George Juma Ondeng’: Aus diesem Projekt haben sich respektvolle und für beide Seiten einträgliche Partnerschaften zwischen kenianischen Wissenschaftler*innen und Fachleuten aus deutschen sowie aus Museen in anderen Ländern Europas und Nordamerikas entwickelt. Traditionell arbeiteten kenianische Museumsfachleute – bedingt durch das koloniale Erbe und Sprachbarrieren – vor allem mit Kolleg*innen aus britischen und US-amerikanischen Museen zusammen. Über dieses Projekt konnten wir aus meiner Sicht neue und zuverlässige Partner aus Deutschland gewinnen. Mit den beiden an diesem Projekt beteiligten deutschen Museen – dem Rautenstrauch-Joest-Museum in Köln und dem Weltkulturen Museum in Frankfurt am Main – verbinden uns inzwischen enge Partnerschaften und wir hoffen, dass wir dieses Engagement auch nach Projektabschluss fortsetzen können.
Welche Rolle spielt Ihrer Meinung nach die gemeinsame Forschung bei der Förderung des interkulturellen Dialogs?
George Juma Ondeng’: Meines Erachtens bringt die Forschungszusammenarbeit Vorteile für beide Seiten. Wir verfügen heute über Informationen, die für kenianische Wissenschaftler*innen bisher nicht zugänglich waren. Dazu gehören unter anderem Dokumente zur Erwerbsgeschichte von Kulturgütern und die Originalkorrespondenz zwischen Museen mit Sammlungen kenianischer Artefakte und Kunsthändlern oder Schenkern, die diese Objekte verkauft oder bereitgestellt haben. Dank unserer Zusammenarbeit konnten wir diese Dokumente in für uns verständliche Sprachen übersetzen lassen, was unsere Arbeit deutlich erleichtert hat. Gleichzeitig konnten sich unsere deutschen Kolleg*innen, die bisher nur wenig über die kulturelle Bedeutung der kenianischen Sammlungen in ihren Museen wussten, ein besseres Bild von den Objekten sowie von ihrer Bedeutung in den Ursprungsgemeinschaften, ihrer Entstehung und ihrer Verwendung machen.

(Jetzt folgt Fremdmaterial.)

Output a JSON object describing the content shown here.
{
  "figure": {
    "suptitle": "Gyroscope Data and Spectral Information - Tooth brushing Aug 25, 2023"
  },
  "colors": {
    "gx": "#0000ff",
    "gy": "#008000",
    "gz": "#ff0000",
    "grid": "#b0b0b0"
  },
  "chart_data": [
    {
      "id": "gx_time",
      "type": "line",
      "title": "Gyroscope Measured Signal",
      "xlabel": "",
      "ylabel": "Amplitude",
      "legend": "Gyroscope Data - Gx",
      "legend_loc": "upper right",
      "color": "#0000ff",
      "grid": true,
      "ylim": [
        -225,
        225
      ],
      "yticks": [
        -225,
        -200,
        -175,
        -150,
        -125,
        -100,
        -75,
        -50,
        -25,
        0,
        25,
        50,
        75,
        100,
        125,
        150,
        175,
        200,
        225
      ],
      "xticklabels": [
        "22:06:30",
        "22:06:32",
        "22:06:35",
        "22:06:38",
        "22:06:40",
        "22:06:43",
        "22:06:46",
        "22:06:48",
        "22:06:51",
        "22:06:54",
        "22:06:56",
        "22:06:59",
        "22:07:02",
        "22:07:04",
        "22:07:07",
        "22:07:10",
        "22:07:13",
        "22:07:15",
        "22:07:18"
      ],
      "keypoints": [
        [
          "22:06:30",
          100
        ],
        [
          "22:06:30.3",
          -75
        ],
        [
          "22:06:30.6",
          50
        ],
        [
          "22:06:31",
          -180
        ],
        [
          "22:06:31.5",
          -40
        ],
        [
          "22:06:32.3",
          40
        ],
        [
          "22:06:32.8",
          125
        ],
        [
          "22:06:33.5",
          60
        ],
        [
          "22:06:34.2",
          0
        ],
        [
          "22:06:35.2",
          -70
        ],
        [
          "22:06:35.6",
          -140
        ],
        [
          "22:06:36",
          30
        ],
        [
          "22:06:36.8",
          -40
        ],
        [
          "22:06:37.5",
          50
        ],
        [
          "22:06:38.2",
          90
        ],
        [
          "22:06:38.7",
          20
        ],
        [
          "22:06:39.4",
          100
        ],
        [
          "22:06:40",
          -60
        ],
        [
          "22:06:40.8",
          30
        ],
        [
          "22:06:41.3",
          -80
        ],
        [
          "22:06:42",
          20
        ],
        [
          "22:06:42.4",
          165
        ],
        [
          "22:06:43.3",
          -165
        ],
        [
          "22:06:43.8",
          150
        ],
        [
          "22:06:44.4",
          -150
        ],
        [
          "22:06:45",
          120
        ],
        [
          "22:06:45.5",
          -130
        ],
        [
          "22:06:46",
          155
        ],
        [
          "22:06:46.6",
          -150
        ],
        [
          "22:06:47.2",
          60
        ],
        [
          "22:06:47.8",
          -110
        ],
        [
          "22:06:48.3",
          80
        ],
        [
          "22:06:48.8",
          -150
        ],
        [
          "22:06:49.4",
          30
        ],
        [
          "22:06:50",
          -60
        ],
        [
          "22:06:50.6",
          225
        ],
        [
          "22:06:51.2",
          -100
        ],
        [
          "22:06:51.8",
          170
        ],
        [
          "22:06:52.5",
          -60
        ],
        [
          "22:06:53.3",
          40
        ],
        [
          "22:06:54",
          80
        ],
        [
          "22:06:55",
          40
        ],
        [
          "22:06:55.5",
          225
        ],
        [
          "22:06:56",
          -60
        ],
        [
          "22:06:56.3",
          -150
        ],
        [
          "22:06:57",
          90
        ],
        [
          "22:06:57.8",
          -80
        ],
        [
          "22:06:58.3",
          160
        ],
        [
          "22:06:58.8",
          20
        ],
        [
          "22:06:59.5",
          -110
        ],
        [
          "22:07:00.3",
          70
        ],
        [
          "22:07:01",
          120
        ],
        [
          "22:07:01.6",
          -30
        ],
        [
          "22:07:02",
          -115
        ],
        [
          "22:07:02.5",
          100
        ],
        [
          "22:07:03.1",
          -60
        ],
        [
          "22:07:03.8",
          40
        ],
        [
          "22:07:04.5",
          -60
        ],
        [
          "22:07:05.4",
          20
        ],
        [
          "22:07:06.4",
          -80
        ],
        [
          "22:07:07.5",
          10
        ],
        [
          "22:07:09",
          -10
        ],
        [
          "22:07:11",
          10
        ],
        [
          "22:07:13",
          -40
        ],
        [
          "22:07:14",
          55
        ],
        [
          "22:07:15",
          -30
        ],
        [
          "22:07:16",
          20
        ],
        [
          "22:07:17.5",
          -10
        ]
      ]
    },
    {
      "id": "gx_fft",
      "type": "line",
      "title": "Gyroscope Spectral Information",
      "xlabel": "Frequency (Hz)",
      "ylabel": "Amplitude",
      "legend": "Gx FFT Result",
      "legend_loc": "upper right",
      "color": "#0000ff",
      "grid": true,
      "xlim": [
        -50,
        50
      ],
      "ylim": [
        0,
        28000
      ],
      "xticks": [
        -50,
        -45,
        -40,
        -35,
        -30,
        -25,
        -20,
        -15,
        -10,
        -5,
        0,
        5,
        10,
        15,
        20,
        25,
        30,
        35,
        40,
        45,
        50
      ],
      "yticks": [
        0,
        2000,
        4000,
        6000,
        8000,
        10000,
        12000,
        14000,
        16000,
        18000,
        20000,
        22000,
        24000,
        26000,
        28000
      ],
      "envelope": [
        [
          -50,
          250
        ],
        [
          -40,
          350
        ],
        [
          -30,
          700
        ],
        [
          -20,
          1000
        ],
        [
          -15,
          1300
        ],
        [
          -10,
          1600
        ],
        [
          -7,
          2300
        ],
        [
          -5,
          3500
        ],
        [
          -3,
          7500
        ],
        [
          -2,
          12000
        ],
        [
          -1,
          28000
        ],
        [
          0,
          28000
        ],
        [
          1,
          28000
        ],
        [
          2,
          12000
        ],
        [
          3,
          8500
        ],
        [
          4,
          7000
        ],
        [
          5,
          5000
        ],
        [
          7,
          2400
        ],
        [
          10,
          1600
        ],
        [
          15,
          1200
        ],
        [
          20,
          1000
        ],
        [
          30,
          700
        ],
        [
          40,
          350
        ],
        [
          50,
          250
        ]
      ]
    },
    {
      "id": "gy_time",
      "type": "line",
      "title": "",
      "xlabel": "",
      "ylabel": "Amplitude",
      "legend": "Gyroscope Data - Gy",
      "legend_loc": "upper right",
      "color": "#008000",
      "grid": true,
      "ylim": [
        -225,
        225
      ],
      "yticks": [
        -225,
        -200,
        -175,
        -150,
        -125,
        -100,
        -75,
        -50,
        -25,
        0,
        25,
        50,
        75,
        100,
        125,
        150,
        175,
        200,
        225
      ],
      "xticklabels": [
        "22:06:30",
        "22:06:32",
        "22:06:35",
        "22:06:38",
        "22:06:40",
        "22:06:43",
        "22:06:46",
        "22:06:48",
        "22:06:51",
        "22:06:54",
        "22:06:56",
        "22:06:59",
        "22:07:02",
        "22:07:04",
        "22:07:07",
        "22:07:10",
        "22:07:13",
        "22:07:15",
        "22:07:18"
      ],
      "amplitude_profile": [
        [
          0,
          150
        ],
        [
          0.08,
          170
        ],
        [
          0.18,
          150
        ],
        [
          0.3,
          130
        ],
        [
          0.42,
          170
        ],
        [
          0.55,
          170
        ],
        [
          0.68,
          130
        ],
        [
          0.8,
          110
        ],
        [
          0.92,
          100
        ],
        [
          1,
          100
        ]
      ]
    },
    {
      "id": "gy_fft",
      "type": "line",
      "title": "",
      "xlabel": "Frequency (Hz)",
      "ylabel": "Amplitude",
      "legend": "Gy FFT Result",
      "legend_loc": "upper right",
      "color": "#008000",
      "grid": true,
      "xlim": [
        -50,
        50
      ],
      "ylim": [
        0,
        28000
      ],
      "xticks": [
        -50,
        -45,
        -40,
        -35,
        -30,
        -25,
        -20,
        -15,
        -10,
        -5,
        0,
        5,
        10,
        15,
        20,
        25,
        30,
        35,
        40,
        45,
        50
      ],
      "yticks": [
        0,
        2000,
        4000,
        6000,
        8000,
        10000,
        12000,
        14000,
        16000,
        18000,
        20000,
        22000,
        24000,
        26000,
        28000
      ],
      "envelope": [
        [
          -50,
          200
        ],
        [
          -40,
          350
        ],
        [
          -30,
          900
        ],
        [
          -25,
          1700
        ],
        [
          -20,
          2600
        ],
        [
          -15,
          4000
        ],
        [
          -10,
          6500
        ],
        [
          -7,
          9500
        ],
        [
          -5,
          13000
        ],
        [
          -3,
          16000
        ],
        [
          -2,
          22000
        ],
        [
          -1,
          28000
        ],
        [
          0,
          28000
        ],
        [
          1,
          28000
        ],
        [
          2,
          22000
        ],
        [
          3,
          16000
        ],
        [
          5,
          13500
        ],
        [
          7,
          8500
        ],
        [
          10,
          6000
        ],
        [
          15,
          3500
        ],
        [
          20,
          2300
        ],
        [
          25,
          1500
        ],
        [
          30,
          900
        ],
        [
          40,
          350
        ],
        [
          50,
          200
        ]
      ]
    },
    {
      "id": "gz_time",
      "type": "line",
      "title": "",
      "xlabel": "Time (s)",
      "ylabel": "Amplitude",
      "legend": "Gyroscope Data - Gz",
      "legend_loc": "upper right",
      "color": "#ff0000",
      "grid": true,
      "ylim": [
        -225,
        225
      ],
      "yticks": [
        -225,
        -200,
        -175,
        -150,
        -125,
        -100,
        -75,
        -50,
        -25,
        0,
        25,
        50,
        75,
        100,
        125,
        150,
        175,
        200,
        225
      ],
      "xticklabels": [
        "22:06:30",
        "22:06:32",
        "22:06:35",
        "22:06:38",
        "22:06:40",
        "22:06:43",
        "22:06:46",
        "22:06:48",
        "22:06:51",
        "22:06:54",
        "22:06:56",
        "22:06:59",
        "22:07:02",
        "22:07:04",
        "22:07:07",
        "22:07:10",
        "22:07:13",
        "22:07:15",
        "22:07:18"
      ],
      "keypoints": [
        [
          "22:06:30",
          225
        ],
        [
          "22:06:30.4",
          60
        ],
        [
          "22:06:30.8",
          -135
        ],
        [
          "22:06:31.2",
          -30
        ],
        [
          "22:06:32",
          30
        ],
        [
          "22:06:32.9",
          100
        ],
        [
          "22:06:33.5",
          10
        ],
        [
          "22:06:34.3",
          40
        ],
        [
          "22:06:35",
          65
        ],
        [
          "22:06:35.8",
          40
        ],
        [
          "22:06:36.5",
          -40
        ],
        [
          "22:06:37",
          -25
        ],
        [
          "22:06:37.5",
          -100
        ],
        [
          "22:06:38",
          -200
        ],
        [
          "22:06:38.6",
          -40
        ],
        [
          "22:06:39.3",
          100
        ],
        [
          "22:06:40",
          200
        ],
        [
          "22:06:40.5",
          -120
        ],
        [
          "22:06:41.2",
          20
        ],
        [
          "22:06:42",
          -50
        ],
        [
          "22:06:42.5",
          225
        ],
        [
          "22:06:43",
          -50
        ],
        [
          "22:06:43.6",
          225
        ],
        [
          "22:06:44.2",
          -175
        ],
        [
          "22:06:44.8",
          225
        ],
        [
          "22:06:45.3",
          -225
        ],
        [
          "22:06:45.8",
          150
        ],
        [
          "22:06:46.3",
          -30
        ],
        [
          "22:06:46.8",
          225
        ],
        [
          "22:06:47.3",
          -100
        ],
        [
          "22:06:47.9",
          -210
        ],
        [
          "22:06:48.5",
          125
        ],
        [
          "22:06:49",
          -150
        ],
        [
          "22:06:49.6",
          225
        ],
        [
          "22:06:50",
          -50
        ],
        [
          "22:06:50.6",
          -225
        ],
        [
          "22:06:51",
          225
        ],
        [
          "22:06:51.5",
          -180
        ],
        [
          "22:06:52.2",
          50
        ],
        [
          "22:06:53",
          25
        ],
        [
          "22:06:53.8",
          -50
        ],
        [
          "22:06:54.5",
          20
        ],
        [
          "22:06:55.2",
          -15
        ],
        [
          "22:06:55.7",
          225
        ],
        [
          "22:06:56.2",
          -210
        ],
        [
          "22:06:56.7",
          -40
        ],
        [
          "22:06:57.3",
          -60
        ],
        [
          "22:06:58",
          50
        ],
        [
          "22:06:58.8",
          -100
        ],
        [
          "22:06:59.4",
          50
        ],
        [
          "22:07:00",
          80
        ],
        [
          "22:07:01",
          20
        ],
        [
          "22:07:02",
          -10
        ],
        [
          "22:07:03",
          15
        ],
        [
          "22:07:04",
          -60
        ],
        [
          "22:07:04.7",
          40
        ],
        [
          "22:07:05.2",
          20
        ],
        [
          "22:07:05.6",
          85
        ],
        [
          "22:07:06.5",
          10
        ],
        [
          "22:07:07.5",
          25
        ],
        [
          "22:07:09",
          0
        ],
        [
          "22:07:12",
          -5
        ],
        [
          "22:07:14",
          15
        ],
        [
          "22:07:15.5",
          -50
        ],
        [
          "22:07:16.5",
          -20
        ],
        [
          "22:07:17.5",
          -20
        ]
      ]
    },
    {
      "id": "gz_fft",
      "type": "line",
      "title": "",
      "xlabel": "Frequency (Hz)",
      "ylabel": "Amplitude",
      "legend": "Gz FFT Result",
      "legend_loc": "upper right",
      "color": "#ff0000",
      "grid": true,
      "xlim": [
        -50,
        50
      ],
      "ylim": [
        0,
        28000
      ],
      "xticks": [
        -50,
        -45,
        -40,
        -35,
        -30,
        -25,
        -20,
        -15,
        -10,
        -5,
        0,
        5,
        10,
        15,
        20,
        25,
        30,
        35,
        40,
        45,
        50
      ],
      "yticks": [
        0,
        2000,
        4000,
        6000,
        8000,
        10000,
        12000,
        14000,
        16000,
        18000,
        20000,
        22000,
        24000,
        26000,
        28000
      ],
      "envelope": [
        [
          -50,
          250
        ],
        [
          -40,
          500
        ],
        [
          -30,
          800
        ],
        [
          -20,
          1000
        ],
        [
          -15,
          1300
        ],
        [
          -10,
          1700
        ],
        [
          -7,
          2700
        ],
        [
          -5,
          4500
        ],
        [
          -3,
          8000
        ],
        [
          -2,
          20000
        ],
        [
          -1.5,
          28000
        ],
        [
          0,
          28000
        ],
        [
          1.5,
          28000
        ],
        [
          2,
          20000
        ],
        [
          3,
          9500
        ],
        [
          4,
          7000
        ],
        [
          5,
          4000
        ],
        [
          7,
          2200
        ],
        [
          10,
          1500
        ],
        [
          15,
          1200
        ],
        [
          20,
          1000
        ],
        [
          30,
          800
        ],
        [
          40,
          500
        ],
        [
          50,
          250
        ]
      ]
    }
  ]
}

Der Diskurs über afrikanische Kulturgüter in westlichen Museen ist ausgesprochen emotionsgeladen. Welchen Ansatz würden Sie persönlich im Umgang mit der Restitutionsdebatte vorschlagen?
George Juma Ondeng’: Die Restitution afrikanischer Kulturgüter wurde größtenteils in die Verantwortung der Gemeinschaften gelegt, die dieser Objekte beraubt wurden. Diese Entwicklung steht in einem deutlichen Kontrast zum eigentlichen Ausgangspunkt der Debatte. Zahlreiche afrikanische Fachleute weisen darauf hin, dass zur Zeit der politischen Unabhängigkeit der meisten afrikanischen Staaten in den 1960er Jahren die Restitution von Kulturgütern Teil der Unabhängigkeitsverhandlungen war. Unglücklicherweise gaben die unabhängigen Staaten mit der neu gewonnenen Freiheit den Kampf um eine Restitution ihrer Kulturgüter auf und wandten sich anderen Interessen zu. Meines Erachtens ist es erstens ohne Zweifel an der Zeit, dass afrikanische Regierungen eine aktive Rolle in der Restitutionsdebatte übernehmen und dabei eng mit europäischen Regierungen zusammenarbeiten, um Kulturgüter mit einer nachweislich problematischen Erwerbsgeschichte zurückzuführen. Zweitens müssen wir das Rad nicht neu erfinden, denn Europa hat durch den Umgang mit Beutekunst aus der Zeit des Nationalsozialismus bereits einen Präzedenzfall vorzuweisen. Dieselben Mechanismen sollten wir auch in diesem Fall bei der Rückführung von Kulturgütern in ihre Herkunftsgesellschaften anwenden. Drittens ist es angesichts der Tatsache, dass beim Erwerb einiger dieser Objekte die Menschenrechte auf eklatante Weise verletzt wurden, dringend geboten, auch ihre Rückführung als Menschenrechtsfrage zu betrachten, damit die Welt im Umgang mit den Gräueltaten des westlichen Imperialismus einen weiteren Schritt nach vorn machen kann. Die Afrikanische Union und die UNO sollten sich an vorderster Front um eine bedingungslose Rückführung von Kulturgütern auf Grundlage der geltenden UNESCO-Übereinkommen bemühen.